The freshly merged Amp agency, a full service operation that’s a fusion of five shops, aims to go after mid-market clients — just like every single holding company and fellow large-sized independent out there.

An assemblage of five agencies brought together back in March — the original and oldest at 30 Amp Agency, the similarly aged Midwest creative shop Upshot, Genome, and SmallTalk, both of which specialize in UX and UI work, and Hatch — the merged Amp is owned by Advantage Solutions, which generated $4.2 billion in revenue in 2023. 

The five agencies operate under one name and P&L, explained Doug Grumet, the agency’s evp and general manager and a veteran of the holding company world thanks to time spent at Publicis and Dentsu. Grumet helms the day-to-day operations under president Michael Mish.

Grumet believes Amp can elbow just enough room between the holdcos that are bigger than Amp and the smaller independent shops to secure enough midsized clients to grow the merged operation, which offers pretty much anything a client could want: media, creative, programmatic, experiential, UX/UI, retail/e-commerce, etc). 

Amp’s clients include Just For Men, regional supermarket chain Stop & Shop, and Caleres, which owns multiple footwear brands.

The following interview with Grumet has been edited for space and clarity.

What was the thinking behind merging the five agencies to form Amp?

It’s an interesting time frame. The merger in and of itself leverages the rich history of Amp and Upshot in particular — both of those agencies are 30 years old this year, and really gives us the scale, the agility and the overall capabilities to innovate at the pace that our client businesses require.

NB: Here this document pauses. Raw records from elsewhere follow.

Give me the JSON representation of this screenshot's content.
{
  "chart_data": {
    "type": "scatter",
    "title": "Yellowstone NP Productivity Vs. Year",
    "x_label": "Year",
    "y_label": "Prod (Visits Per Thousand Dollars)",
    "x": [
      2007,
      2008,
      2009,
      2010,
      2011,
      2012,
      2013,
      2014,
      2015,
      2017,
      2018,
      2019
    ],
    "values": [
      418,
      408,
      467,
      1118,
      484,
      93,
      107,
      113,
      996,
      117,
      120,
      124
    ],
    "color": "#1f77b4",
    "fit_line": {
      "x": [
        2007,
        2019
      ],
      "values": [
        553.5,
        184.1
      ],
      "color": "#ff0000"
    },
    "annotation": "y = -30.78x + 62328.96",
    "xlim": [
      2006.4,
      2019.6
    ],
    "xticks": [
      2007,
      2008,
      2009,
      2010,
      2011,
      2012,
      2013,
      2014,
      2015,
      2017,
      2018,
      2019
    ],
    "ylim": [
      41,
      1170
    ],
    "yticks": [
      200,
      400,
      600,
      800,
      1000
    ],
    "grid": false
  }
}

Bringing all of these agencies together really accelerates that integrated service offering, gives us more scale that we can combine, or collaborate, in conjunction with our media practice to elevate the overall scale of the agency. And really bring to market services that are fit for purpose, to compete with both the holdcos as well as that mid market realm.

Unlike the holdcos, you chose to go with a single brand. So are they your competition or are other agencies your competition? 

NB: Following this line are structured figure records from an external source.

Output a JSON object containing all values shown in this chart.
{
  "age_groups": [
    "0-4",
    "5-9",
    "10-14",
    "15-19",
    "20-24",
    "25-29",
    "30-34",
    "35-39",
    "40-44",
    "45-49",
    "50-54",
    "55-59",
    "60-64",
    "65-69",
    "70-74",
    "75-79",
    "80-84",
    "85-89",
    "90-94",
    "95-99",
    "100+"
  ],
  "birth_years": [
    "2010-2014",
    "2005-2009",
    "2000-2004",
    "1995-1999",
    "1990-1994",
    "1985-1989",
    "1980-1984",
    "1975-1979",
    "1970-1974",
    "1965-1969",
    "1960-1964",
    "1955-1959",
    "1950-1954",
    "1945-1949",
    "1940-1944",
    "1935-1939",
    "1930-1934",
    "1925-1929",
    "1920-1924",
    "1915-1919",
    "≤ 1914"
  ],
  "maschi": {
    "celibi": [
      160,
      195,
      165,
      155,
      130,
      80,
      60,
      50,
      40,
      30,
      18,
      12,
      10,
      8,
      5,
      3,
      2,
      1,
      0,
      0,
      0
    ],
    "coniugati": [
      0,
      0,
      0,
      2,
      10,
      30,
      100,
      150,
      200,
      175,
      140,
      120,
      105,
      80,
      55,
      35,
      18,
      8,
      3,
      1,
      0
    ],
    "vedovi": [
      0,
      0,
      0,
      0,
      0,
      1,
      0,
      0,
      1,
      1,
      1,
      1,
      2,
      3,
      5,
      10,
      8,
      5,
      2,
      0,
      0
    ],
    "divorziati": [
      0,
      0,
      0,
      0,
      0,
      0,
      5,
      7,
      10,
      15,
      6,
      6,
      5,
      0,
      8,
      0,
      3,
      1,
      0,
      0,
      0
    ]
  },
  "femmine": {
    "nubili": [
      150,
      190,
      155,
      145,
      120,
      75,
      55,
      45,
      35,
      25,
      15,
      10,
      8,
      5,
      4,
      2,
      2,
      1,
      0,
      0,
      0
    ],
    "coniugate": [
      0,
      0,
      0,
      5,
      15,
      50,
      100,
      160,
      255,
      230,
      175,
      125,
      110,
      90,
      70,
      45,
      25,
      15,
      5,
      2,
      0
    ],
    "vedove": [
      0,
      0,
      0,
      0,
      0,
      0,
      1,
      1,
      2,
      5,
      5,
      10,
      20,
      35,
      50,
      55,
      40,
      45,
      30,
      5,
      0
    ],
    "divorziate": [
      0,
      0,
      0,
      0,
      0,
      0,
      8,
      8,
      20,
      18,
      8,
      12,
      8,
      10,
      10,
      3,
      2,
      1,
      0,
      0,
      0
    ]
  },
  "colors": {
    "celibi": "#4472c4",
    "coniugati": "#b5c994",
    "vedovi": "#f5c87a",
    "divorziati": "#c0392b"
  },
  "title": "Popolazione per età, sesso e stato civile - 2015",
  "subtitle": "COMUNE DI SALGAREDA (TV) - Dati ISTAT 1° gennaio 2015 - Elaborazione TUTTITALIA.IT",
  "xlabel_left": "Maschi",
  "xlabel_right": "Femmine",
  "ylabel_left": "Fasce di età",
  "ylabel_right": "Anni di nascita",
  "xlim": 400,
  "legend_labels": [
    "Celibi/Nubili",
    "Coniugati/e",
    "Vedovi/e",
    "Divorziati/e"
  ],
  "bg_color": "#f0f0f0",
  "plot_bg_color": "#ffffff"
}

As we’ve worked through the merger, we believe that we’re well positioned within the mid market. The size of our business essentially validates that. We know, through the lens of the new business circuit and the pitch environment, that we are competing with holding companies. They’re looking for smaller clients. Their models are predicated on things like data automation, technology automation. So holding companies’ ability to compete for budgets that probably three or four years ago they weren’t competing for are much more prevalent and paramount, and we have to up our game, so to speak, to make sure we are competitively fit for purpose, to punch at that weight and compete with holding companies. And we are pitching and winning against holding companies. 

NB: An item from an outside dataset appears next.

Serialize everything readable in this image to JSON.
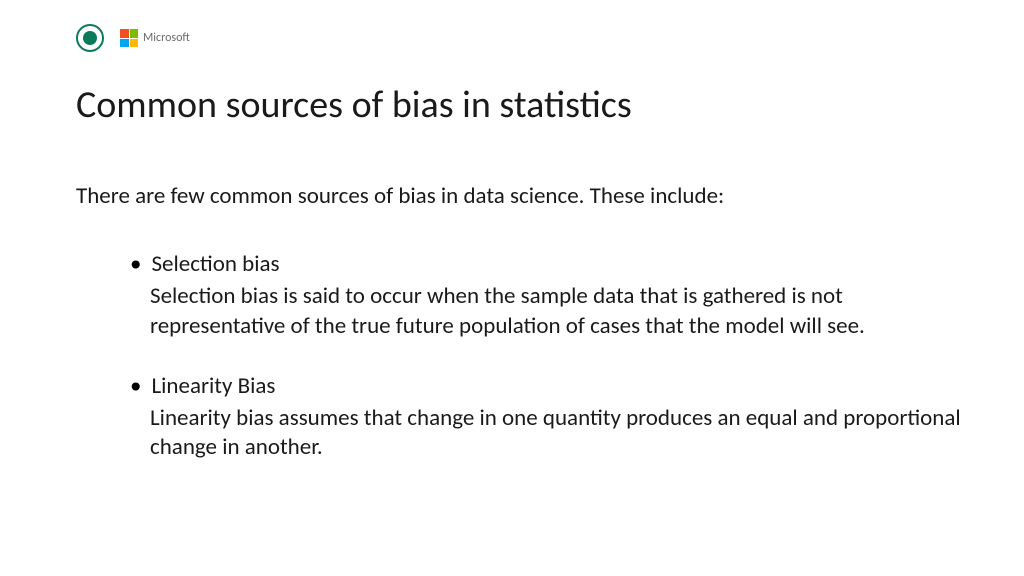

At the same time, larger independents are core to our competitive set as well, and servicing the mid market, I think, is more of a distinction when we talk about larger independents. how we want to compete for mid market business.

What’s your take on the growing scrutiny around ad-tech and programmatic lack of transparency, now that it seems to be getting louder?

I think a lot of what you’re referring to as it relates to the world of programmatic is around accountability … We’ve seen it manifest itself in a couple of different areas lately. One is through the lens of made-for-advertising sites. Should brands be on them? Is there value or accountability in those types of consumer experiences?

Secondarily there are the more elevated metrics in the world of programmatic, focusing on things like attention. How are we measuring attention in the world of programmatic beyond just is the impression viewable? Is it a human, or is it a bot? If we can satisfy those elements, which are foundational to us in the world of programmatic, you then can take the conversation to another level in terms of one, driving accountability within programmatic, and two, having conversations that are more meaningful to clients and brands.

We’ve been able to elevate the programmatic discussion to areas like accountability of the investment. And to extending our programmatic capabilities in areas where our clients are requiring it and we’re seeing dollars flow. Areas like programmatic activation within CTV, and the frame up of retail media and programmatic activation. Those are areas from a development perspective that we were very focused on.

We have always been transparent from a programmatic perspective. I’ve been at Amp for almost nine years this August. One of the first things I did when I came in was to reinforce or enforce a world of transparent programmatic. We execute all programmatic in house. And so our in-house trading team is hands on keyboards, pulling the levers. And we clearly state how the agency is compensated.